Today's course was held at a huge local abattoir, and run by two extremely knowledgeable, jolly and helpful experts. We looked at the charts, we had the pictures explained, and then we went to the lairage (nice new word number one) to grade ten pre-selected lambs.
I fondled a scrawny article, a fat beast and one that was fat but had unequal conformation, and then another seven lambs along the spine, loin, shoulder, tail and between the legs to arrive at an estimated grade for each. Then it was on with the white boilersuit, hairnet and hard hat, a disinfect of wellies and hands, and into the processing area.
The scale of the thing took my breath away: a continuous line of machinery, people and lambs, with everyone focussed on their task, executing it cleanly, swiftly, carefully and with the right tools for the job. We were asked if we wanted to see the slaughter, and no-one baulked. It was so calm, professional, simple, with the layout designed to cause nil stress to the animal or the slaughterer. I watched several animals being stunned and throats cut. I wanted to make sure I saw the reality of where my animals are headed, and I felt nothing other than reassurance and thanks that such an important role in the food chain was being so expertly undertaken.

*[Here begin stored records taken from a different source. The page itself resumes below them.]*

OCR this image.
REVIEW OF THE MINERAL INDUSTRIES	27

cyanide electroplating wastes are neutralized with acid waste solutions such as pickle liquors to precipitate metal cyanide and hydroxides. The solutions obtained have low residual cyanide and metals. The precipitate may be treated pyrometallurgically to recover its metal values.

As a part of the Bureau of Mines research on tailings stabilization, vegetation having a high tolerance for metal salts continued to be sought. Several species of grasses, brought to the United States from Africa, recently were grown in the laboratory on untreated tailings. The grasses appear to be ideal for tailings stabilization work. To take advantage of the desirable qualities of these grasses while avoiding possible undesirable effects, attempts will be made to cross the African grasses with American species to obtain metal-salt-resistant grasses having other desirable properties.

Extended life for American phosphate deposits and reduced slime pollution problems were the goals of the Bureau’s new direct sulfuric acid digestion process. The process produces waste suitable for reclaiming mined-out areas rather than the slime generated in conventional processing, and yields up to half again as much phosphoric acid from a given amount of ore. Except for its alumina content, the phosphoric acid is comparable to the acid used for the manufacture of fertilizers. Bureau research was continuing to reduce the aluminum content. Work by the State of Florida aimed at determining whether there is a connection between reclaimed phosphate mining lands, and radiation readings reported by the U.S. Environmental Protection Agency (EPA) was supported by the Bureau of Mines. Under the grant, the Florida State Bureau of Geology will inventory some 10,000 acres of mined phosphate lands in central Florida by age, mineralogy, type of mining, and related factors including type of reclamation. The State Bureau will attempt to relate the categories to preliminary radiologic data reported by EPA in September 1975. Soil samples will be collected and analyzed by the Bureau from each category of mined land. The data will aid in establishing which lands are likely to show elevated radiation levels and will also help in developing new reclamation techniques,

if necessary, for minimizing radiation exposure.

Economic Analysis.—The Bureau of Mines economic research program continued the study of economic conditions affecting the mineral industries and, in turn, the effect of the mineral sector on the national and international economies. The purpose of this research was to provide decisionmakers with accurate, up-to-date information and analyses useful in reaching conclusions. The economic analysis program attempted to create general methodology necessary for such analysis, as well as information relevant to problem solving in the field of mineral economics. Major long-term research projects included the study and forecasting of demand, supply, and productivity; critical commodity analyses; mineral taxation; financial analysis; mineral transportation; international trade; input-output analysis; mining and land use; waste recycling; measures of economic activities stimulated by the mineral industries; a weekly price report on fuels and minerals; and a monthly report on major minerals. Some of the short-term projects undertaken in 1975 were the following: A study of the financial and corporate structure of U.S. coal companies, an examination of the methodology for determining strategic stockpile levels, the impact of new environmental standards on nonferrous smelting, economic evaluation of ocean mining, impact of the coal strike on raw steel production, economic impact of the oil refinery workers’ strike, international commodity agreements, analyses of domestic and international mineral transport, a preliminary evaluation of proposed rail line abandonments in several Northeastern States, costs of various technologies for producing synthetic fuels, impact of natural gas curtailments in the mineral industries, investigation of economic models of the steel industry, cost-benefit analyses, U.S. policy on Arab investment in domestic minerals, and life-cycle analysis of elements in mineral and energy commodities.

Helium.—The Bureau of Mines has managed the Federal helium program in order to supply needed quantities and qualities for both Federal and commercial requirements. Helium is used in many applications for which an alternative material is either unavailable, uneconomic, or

We followed the line as skins were removed, guts discarded (for deer this process is called gralloching - second new word of the day) and offal inspected. We were shown examples of condemned livers - suffering from tapeworm or fluke and other parasites - and also arthritic joints that meant a leg or more might be spurned as unfit for human consumption. Every liver and heart is kept alongside its carcase; if there is something wrong with these organs, the meat might also be compromised, and it is thoroughly checked. I saw the results of injecting against Bluetongue in the wrong muscles (the neck is the recommended place), and that lambs were being sent both too thin and too fat to slaughter.
We watched the professional grader determine the score of each lamb, the automatic weighing, the tingling with electric current, which reduces the need for hanging by tenderising the meat (hmm...not sure about that one), and then headed for the chiller, where the ten lambs we'd attempted to score were now tagged with the official result.
Out of the seven I'd guessed, I only got one spot on, but the other six were only one grade out, so I was reassured that I can pretty much tell what I'm looking for.
I take my animals to a small farm slaughter house, and the system is nowhere near as mechanised as this, but I will see if they can give me the condition scores and if my estimates improve.
And if you fancy a few more good meaty words in the gralloch mode, you gut a fish, paunch a rabbit and draw a chicken.